L’homme invisible / The invisible man : Entre deux murs, le vide
Harry Standjofski et Gabriella Hook manient à nouveau guitare et piano afin de jouer la trame sonore de la mission chaotique et colorée de L’homme invisible, déterminé à être visible aux yeux de tous et à trouver l’amour, une identité stable et un endroit précis où il se sentira vivant.
Loin d’être une richesse comme celle au fondement même de la pensée politique de Pierre Elliott Trudeau, le bilinguisme qui assure la soi-disant unité du pays constitue pour l’homme invisible une barrière qui divise son être et le plonge dans la plus grande confusion. Les deux grandes solitudes, c’est lui. Il n’est ni l’une, ni l’autre, il est sans nom, sans femme, sans pays. Il cherchera à exister à l’intérieur d’une quête intimiste éclatée et sans concession.
La question de la langue n’est pas ici une barrière au sens politique. L’absence d’allusions au contexte politique de l’époque, écrite en 1981 par le poète célébré Patrice Desbiens, délimite la pièce à la recherche de sens d’un seul homme. C’est que l’homme invisible n’est pas et ne parvient pas à être. En français comme en anglais, au Québec comme en Ontario, dans les fausses promesses des années soixante comme dans des cadres plus rigides et des situations difficiles, sa double identité culturelle et son bilinguisme l’empêchent de devenir un homme.
La grande énergie des deux interprètes leur permet d’attaquer efficacement un texte singulier aux multiples registres avec disponibilité et créativité.

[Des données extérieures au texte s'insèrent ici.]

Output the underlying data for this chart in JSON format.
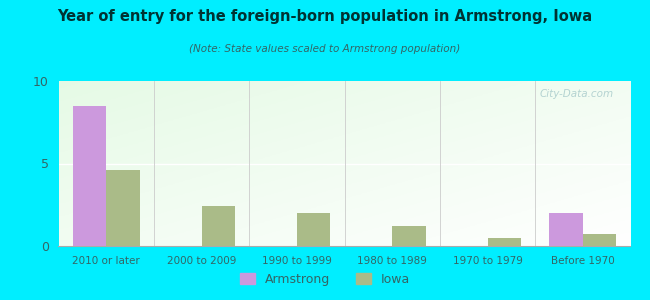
{
  "title": "Year of entry for the foreign-born population in Armstrong, Iowa",
  "subtitle": "(Note: State values scaled to Armstrong population)",
  "categories": [
    "2010 or later",
    "2000 to 2009",
    "1990 to 1999",
    "1980 to 1989",
    "1970 to 1979",
    "Before 1970"
  ],
  "armstrong_values": [
    8.5,
    0,
    0,
    0,
    0,
    2.0
  ],
  "iowa_values": [
    4.6,
    2.4,
    2.0,
    1.2,
    0.5,
    0.7
  ],
  "armstrong_color": "#cc99dd",
  "iowa_color": "#aabb88",
  "background_color": "#00eeff",
  "plot_bg_top": "#ffffff",
  "plot_bg_bottom": "#ddeedd",
  "ylim": [
    0,
    10
  ],
  "yticks": [
    0,
    5,
    10
  ],
  "bar_width": 0.35,
  "watermark": "City-Data.com",
  "legend_labels": [
    "Armstrong",
    "Iowa"
  ],
  "title_color": "#003333",
  "subtitle_color": "#336666",
  "tick_label_color": "#336666",
  "ytick_label_color": "#336666"
}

Une complicité solide entre Jimmy Blais et Guillaume Tremblay, respectivement la part anglophone et francophone de l’homme invisible, offre des moments poilants et lucides sur la condition de non-être d’un franco-ontarien dépossédé. La maîtrise des deux langues, qui donne autant de poids à la part de l’anglophone que celle du francophone, donne à l’homme invisible le sentiment de n’appartenir, finalement, à ni l’une ni l’autre.
Bien que le texte de Desbiens demeure un essentiel sur le tiraillement identitaire, la recherche de soi-même et que la pertinence de le reprendre à nouveau n’est pas ici discutée (le spectacle a été présenté en 2012 au Monument National), une dimension politique aurait pu être au cœur de la mise en scène franche d’Harry Standjofski, tant les enjeux sont toujours aussi délicats aujourd’hui. À l’ère des débats sur le franglais, de l’hybridation des cultures et de leurs langues, en plus de leur apparition en musique et en littérature, majoritairement, il est difficile d’accepter l’omission d’une telle dimension avec des thèmes aussi riches et fortement actuels. Le texte de Desbiens a cette qualité, entre autres, d’être universel dans ses thèmes et de n’offrir que peu de référents temporels, ce qui aurait pu laisser une grande liberté à l’alimenter de ces questions houleuses.
Il ne reste qu’à souhaiter que les fondements identitaires issus de croisements des langues soient davantage exploités sur les scènes d’ici. Question toujours houleuse et fortement identitaire au Québec, la langue demeure intrinsèque à celle de l’identité, mais force est d’admettre qu’une forte tendance des nouvelles générations à ne pas s’appuyer que sur cet aspect pour construire et définir leur identité est bien présente. Le croisement et la cohabitation des deux langues (et de bien d’autres) ne fait pas que des ravages linguistiques; elle peut ou pourrait, à tout le moins, devenir un atout considérable sur les planches, et peut certainement offrir un regard nouveau sur une identité plus harmonieuse qui pige dans une culture comme dans l’autre. Un regard très espéré et attendu.